Movirtu provides a virtual mobile platform which enables users to have more than one mobile phone number connected to a single Sim card and bills the calls, data and messaging made on each separately.
Blackberry is betting that the service, to be offered to customers from early next year, will appeal to businesses whose staff want to manage work and personal calls on a single device.
Blackberry chief John Chen said:
In a BYOD [bring your own device] and COPE [corporate owned personally enabled] world, there remain a number of efficiency and convenience challenges facing enterprises, employees and mobile operators alike.
The acquisition of Movirtu complements our core strategy of providing additional value added services, and it will leverage our key assets, including our BES [BlackBerry Enterprise Service] platform, along with our existing global infrastructure which is connected to a large number of mobile operators around the world.

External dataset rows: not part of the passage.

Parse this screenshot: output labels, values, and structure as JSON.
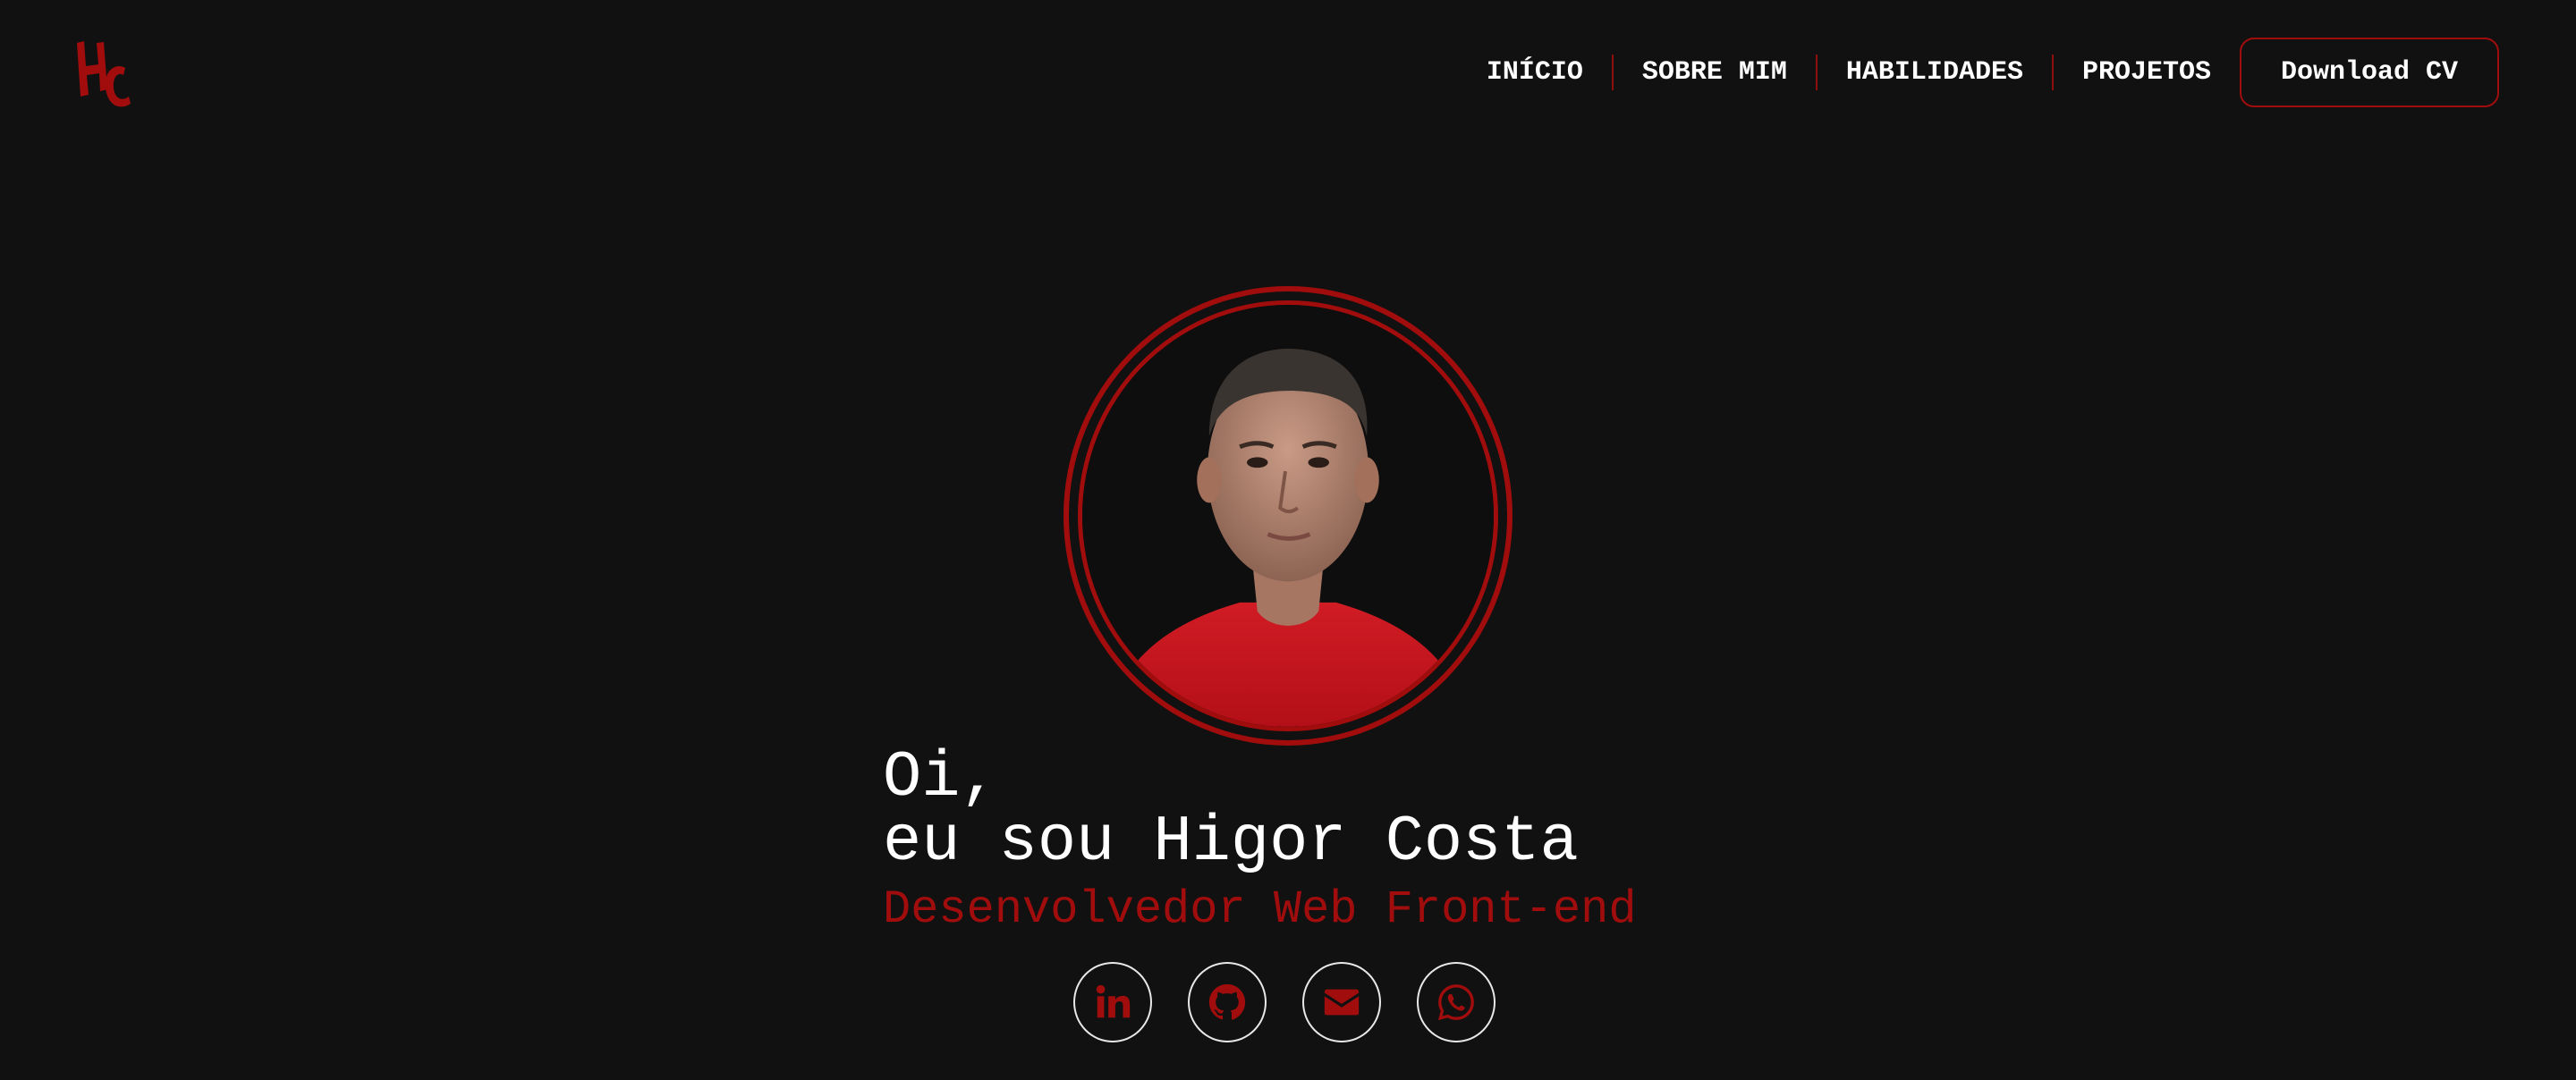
{
  "header": {
    "logo_icon": "hc-monogram-logo",
    "nav": [
      {
        "label": "INÍCIO"
      },
      {
        "label": "SOBRE MIM"
      },
      {
        "label": "HABILIDADES"
      },
      {
        "label": "PROJETOS"
      }
    ],
    "cv_button_label": "Download CV"
  },
  "hero": {
    "greeting_line1": "Oi,",
    "greeting_line2": "eu sou Higor Costa",
    "role": "Desenvolvedor Web Front-end",
    "avatar_icon": "profile-photo"
  },
  "socials": [
    {
      "icon": "linkedin-icon"
    },
    {
      "icon": "github-icon"
    },
    {
      "icon": "envelope-icon"
    },
    {
      "icon": "whatsapp-icon"
    }
  ],
  "colors": {
    "background": "#111111",
    "accent": "#a10d0d",
    "text": "#ffffff"
  }
}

Terms of the deal have not been disclosed.
The six-year-old startup is backed by Gray Ghost Ventures and TLcom Capital Partners and already has partnerships with a number of businesses including HP and IBM.
The acquisition will expand Movirtu’s reach, said chief Carsten Brinkschulte, giving it access to Blackberry’s existing relationships with mobile networks around the world.
BlackBerry is the best partner to help us carry forward our vision of redefining the mobile experience by introducing virtual identities. We address the challenges of BYOD and COPE by providing our unique and innovative technology solution through BlackBerry’s existing relationships with mobile operators and customers around the world.
Movirtu’s management team will join Blackberry with Brinkschulte leading them as senior vice president of enhanced network services at the Canadian firm.
The acquisition is part of Chen's growth plans to return the struggling smartphone maker back to profit after a significant period of cost-cutting measures.